I told him all that I knew and concluded by showing him Reggie Dacre's letter, which I had kept in the letter-case in my pocket. He returned it to me without a word. Presently he broke a spell of silence. All this time he had sat fixed in the one attitude—only shifted once, when Marigold entered to clear away the breakfast things and was dismissed by me with a glance and a gesture.
"Do you remember," he said, "a talk we had about fear, in April, the first time I was over? I described what I knew. The paralysis of fear. Since we are talking as I never thought to talk with a human being, I may as well make my confession. I'm a man of strong animal passions. When I see red, I daresay I'm just a brute beast. But I'm a physical coward. Owing to this paralysis of fear, this ghastly inhibition of muscular or nervous action, I have gone through things even worse than that South-African business. I go about like a man under a curse. Even out there, when I don't care a damn whether I live or die, the blasted thing gets hold of me." He swung himself away from the table and shook his great clenched firsts. "By the grace of God, no one yet has seemed to notice it. I suppose I have a swift brain and as soon as the thing is over I can cover it up. It's my awful terror that one day I shall be found out and everything I've gained shall be stripped away from me."
"But what about a thing like this?" said I, tapping Colonel Dacre's letter.
"That's all right," he answered grimly. "That's when I know what I'm facing. That's deliberate pot-hunting. It's saving face as the Chinese say. It's doing any damned thing that will put me right with myself."
He got up and swung about the room. I envied him, I would have given a thousand pounds to do the same just for a few moments. But I was stuck in my confounded chair, deprived of physical outlet. Suddenly he came to a halt and stood once more over me.
"Now you know what kind of a fellow I am, what do you think of me?"
It was a brutal question to fling at my head. It gave me no time to co-ordinate my ideas. What was one to make of a man avowedly subject to fits of the most despicable cowardice from the consequences of which he used any unscrupulous craftiness to extricate himself, and yet was notorious in his achievement of deeds of the most reckless courage? It is a problem to which I have devoted all the months occupied in writing this book. How the dickens could I solve it at a minute's notice? The situation was too blatant, too raw, too near bedrock, too naked and unashamed, for me to take refuge in platitudinous generalities of excuse.

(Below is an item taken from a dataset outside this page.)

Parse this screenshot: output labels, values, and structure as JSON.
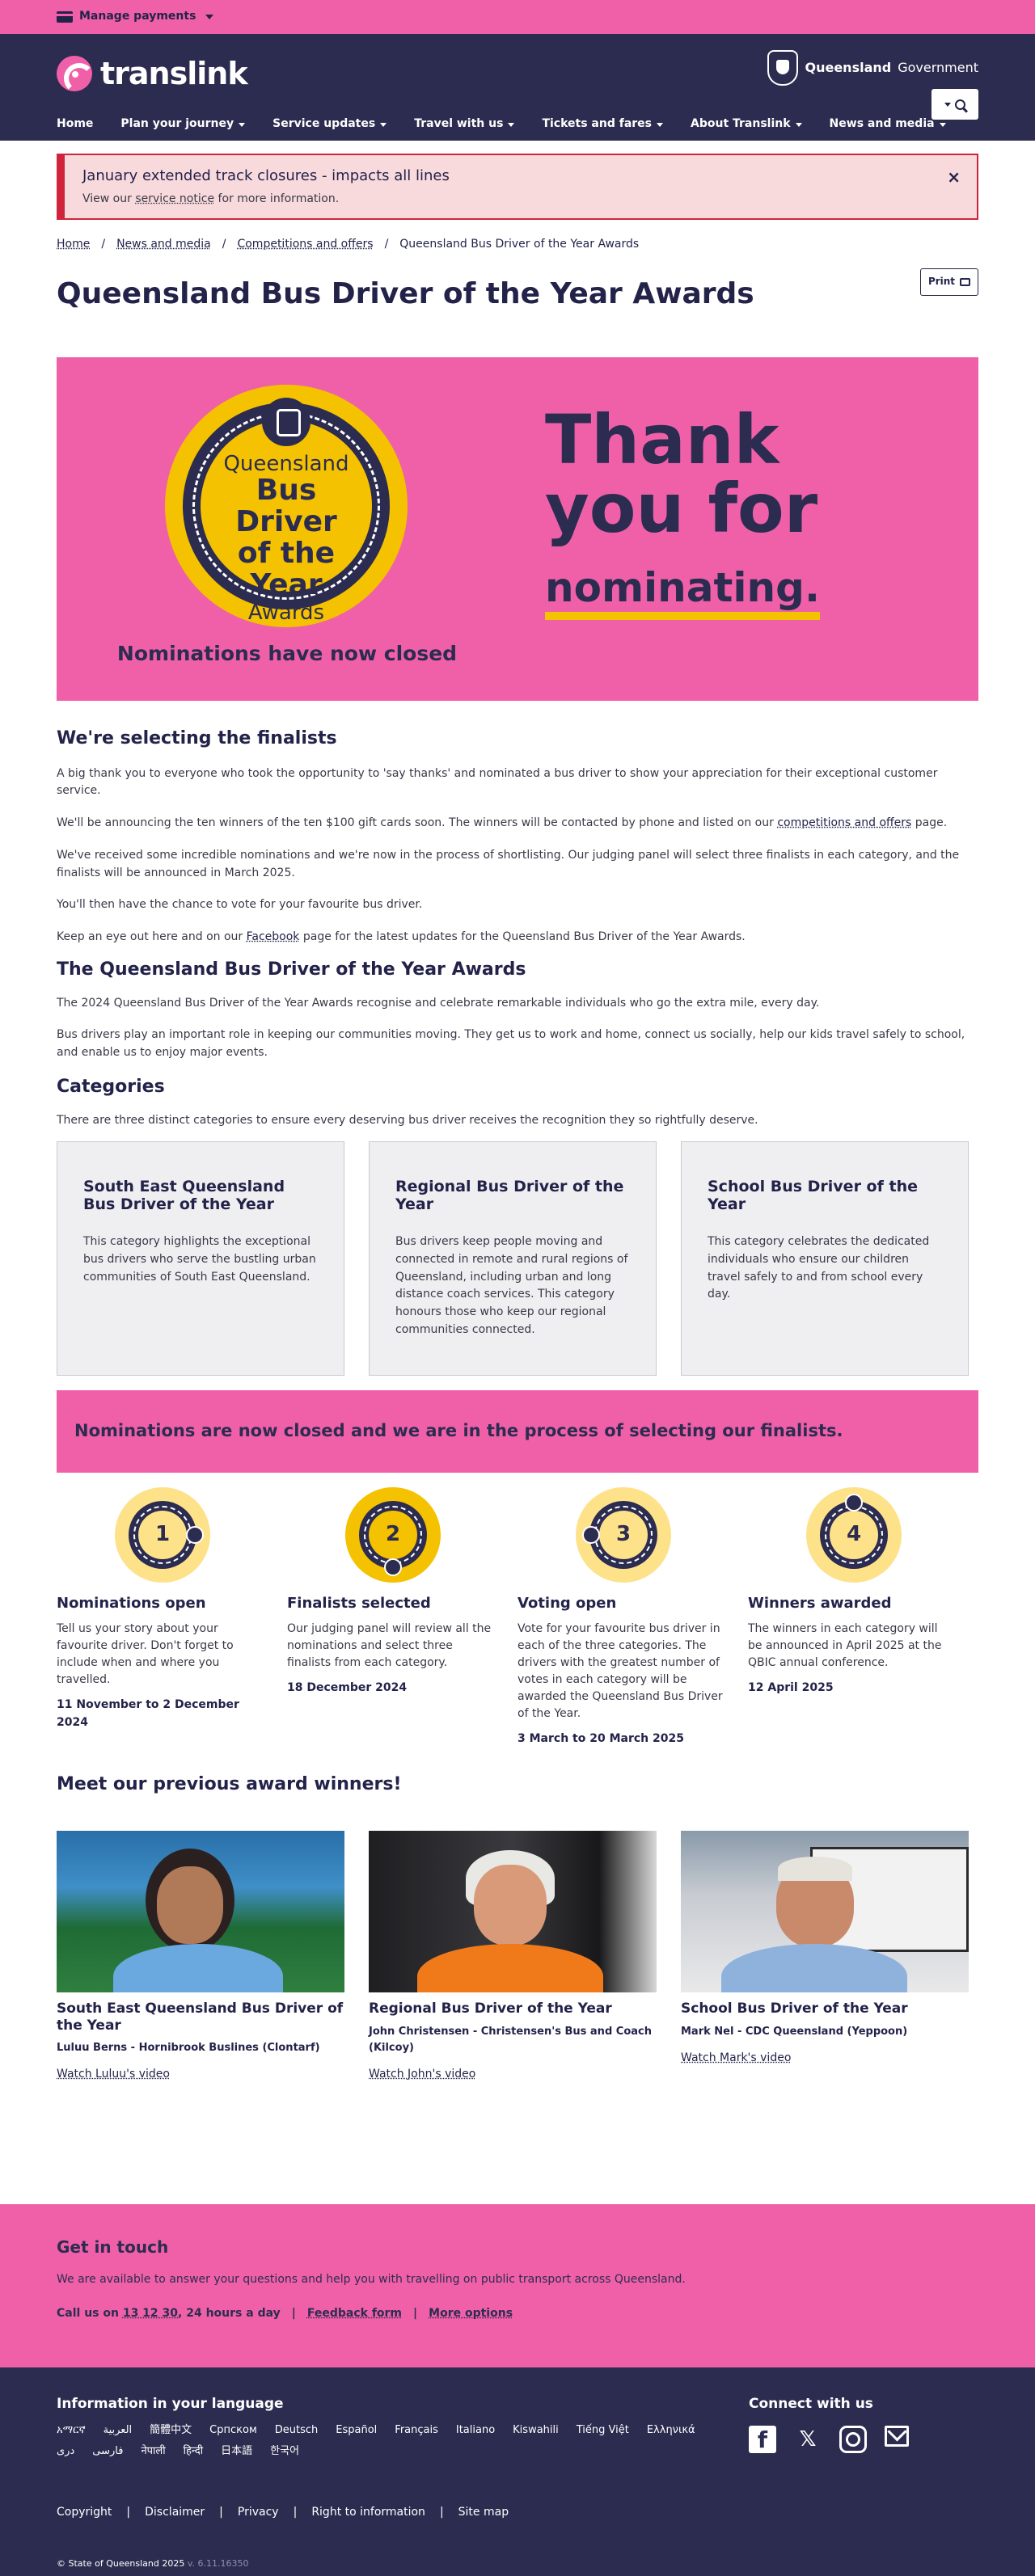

The bravest of men know Fear. They know him pretty intimately. But they manage to kick him to Hades by the very reason of their being brave men. I had to take Leonard Boyce as I found him. And I must admit that I found him a tragically miserable man. That is how I answered his question—in so many words.
"You're not far wrong," said he.
He picked up cap and stick.
"When I get up to town I shall make my will. I've never worried about it before. Can I appoint you my executor?"
"Certainly," said I.
"I'm very grateful. I'll assure you a fireworks sort of finish, so that you shan't be ashamed. And—I don't ask impossibilities—I can't hold you to your previous promise—but what about Betty Connor?"
"You may count," said I, "on my acting like an officer and a gentleman, and, if I may say so, like a Christian."
He said: "Thank you, Meredyth. Good-bye." Then he stuck on his cap, brought his fingers to the peak in salute and marched to the door.
"Boyce!" I cried sharply.
He turned. "Yes?"
"Aren't you going to shake hands with me?"
He retraced the few steps to my chair.
"I didn't know whether it would be—" he paused, seeking for a word—"whether it would be agreeable."
Then I broke down. The strain had been too great for my sick man's nerves. I forgot all about the brutality of his bull-neck, for he faced me in all his gallant manhood and there was a damnable expression in his eyes like that of a rated dog. I stretched out my hand.
"My dear good fellow," I cried, "what the hell are you talking about?"